Летом пришло письмо от директора школы. В нем среди всего прочего Галина Ивановна сообщала, что на совещании в облоно встретилась с братом своего одноклассника Саши Рытова и случайно узнала, что Саше посмертно присвоено звание Героя Советского Союза. Сейчас семья Саши: брат Иван и сестра Екатерина – живет в деревне Жабино Ярославского района, что примерно в двадцати километрах от Бурмакина.

Радости моей не было предела: давно уже с ребятами на заседании кружка мы мечтали о том, как хорошо было бы самим отыскать земляка-героя. Случай помог найти не просто земляка, но и ученика нашей школы. Я представлял, как счастливы будут ребята.

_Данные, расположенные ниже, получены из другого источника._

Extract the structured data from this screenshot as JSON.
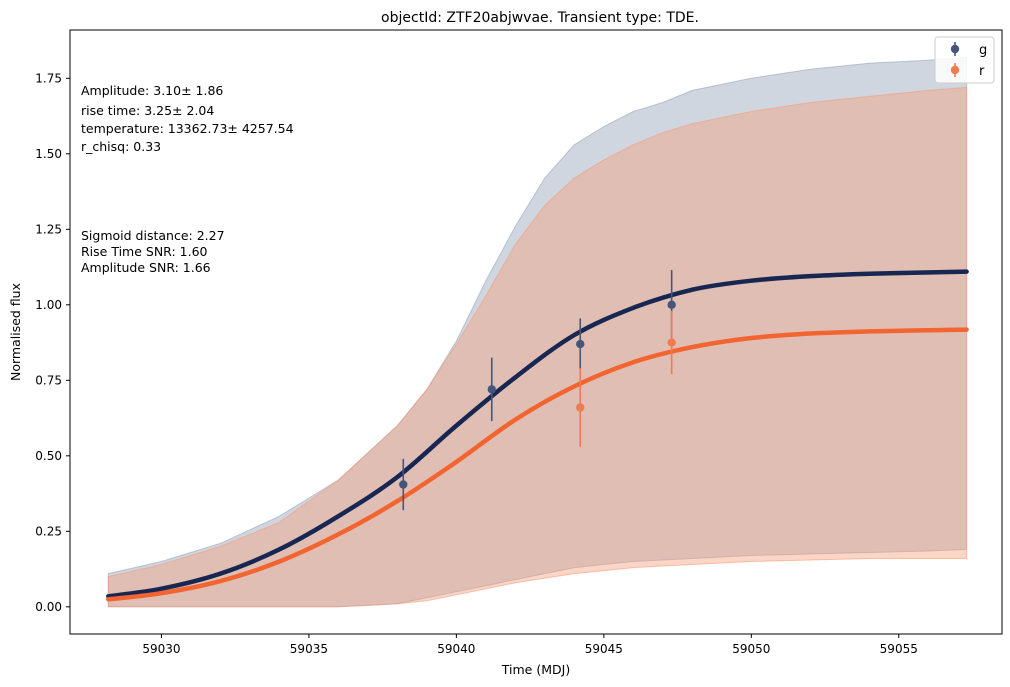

Долго наводили справки, готовились. Собирали сложную аппаратуру для пересъемки фотографий, документов, писем. В Жабино выехали втроем: семиклассник Андрюша Разин, сын Галины Ивановны, Николай Лукич Разин, бывший одноклассник Александра, и я. Выехали после обеда и торопились, чтобы в случае непредвиденных обстоятельств засветло вернуться. Пользуясь удобным случаем, выпытывал у Николая Лукича подробности их довоенной школьной жизни. Он рассказывал:

–Тогда в семилетке учиться могли далеко не все, и уж если такая возможность давалась, старались использовать до конца. Самый сильный ученик – Саша. Бывало, придем в школу и сразу к нему: «Саша, помоги, задача не вышла».

– Списывали?

Николай Лукич быстро поворачивается в мою сторону.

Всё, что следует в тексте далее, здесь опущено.